Some or all of the rental charge can be offset against taxable profits.

Contract hire

Contract hire is the most popular way of hiring a business vehicle with more than half of all new company cars registered each year funded this way. A vehicle is leased to a company for a set time and specified mileage, in return for an initial fee (usually three months rental) and a subsequent monthly charge. At the end of the contractual period, it is returned to the leasing company.

This type of hire removes many of the risks of vehicle ownership, including depreciation, servicing costs and eventual sale.

However, they could also miss out on any potential benefits of car ownership, for example, lower than anticipated maintenance costs or an unexpected upturn in the residual value of a particular vehicle.

As the vehicle is owned by the leasing company, a contract hire vehicle does not have to be shown as an asset on the balance sheet. Some or all of the rental charge can be offset against taxable profits.

Contract purchase

In this type of arrangement the company agrees to buy the vehicle via a series of monthly instalments, covering the cost of the vehicle and an added interest element. The monthly fee usually includes a charge for any additional services, such as maintenance. There is usually a final balloon payment, equal to the vehicle's residual value, after which legal ownership passes to the user.
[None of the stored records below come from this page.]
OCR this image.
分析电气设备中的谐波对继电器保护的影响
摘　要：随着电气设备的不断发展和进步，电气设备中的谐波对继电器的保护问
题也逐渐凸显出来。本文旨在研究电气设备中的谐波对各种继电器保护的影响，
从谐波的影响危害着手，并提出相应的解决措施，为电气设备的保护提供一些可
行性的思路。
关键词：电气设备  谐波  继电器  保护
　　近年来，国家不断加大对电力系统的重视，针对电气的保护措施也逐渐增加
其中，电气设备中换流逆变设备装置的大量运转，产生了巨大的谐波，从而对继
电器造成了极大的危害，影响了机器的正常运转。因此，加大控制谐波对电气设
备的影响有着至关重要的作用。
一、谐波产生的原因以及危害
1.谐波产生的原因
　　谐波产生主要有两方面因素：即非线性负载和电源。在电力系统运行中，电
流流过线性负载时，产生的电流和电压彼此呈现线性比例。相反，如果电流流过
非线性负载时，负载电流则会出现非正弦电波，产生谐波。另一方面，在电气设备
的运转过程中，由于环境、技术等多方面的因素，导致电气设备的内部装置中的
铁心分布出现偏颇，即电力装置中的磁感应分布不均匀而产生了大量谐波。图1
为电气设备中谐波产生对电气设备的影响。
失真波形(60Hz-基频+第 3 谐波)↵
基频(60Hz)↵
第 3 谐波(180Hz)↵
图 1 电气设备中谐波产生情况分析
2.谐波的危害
Having gained legal ownership, the new owner can keep the vehicle, sell it on directly, or sell the car back to the finance company for a price agreed at the start of the contract.

Ownership of the vehicle for tax purposes passes to the user on the day the contract is signed, meaning that its cost can be written down on the balance sheet (by claiming capital allowances).

This method gives the users totally predictable motoring costs and cash flow, while keeping administration to a minimum. Also, because the vehicles are then owner by the business at the end of the contract they're able to increase the company's asset valuation.